The ending of Mi Vida Loca displays the madness which saturates the lives of these Chicanos, but it also shows the wisdom which develops from living through such experiences. The veteran gang members observe the dead-end lives that result from the constant drug-dealing, fighting, and promiscuity. In this sense, the plot is similar to that of American Me, which also depicts a community of Chicanos stuck in the vicious cycle of younger generations picking up habits inspired by the older generations; even though the veterans of the ‘crazy life’ realize how illogical such a path is in attempting to find happiness.

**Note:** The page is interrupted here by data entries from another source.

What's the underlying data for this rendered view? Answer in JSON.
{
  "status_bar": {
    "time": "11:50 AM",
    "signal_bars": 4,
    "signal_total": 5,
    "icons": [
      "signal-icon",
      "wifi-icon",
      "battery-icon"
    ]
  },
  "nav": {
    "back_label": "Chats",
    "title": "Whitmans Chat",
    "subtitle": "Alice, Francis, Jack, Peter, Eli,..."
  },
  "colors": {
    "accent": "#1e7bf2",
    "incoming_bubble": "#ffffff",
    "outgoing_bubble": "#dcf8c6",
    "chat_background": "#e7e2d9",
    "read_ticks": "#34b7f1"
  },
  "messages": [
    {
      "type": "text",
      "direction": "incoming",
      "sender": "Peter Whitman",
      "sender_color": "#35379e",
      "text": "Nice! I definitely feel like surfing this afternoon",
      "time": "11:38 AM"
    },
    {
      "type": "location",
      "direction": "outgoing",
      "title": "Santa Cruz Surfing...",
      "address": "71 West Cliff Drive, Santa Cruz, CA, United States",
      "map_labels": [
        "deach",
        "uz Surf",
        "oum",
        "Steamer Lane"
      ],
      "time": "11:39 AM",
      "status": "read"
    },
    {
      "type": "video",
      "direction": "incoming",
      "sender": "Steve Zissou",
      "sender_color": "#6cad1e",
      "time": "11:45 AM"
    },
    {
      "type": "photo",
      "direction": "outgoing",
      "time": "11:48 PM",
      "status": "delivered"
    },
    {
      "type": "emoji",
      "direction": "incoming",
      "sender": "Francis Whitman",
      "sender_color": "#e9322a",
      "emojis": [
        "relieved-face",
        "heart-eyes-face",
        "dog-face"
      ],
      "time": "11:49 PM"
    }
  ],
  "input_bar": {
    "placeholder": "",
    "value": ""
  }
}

Although Ernesto often criticizes his white, junkie clients as a class of ‘weak’ humans who get greedy when faced with the ‘stress’ of their perfect lives; the issue of gender in this film appears to take precedence over any concern about race. Even though the women still take on the role of care-givers to the children, they also identify with the machismo attitude of pride and the bond which develops from their inclusion in the gangs; so much so that some members tattoo their aliases onto their knuckles. These girls worry about being killed in gang fights, but still fuss over daily chores such as doing the laundry and getting groceries. Their lives suggest a new perspective on the Chicano community, one where the citizens accept their plight of life in American society and even acknowledge it by naming their gangs the 'Locos' and the 'Locas' (meaning ‘crazy’). Giggles remarks that “women need skills because their men are in prison, disabled, or killed by the time they are twenty-one.” These Chicanas have taken the matter of raising the next generation into their own hands, where they use weapons out of love instead of to prove a point. In the final scene, Giggles embodies the notion of moving away from the ‘gang life’ to start over as she walks away with Big Sleepy; but the cycle continues as the rest of the Locas choose a different path to walk with their children.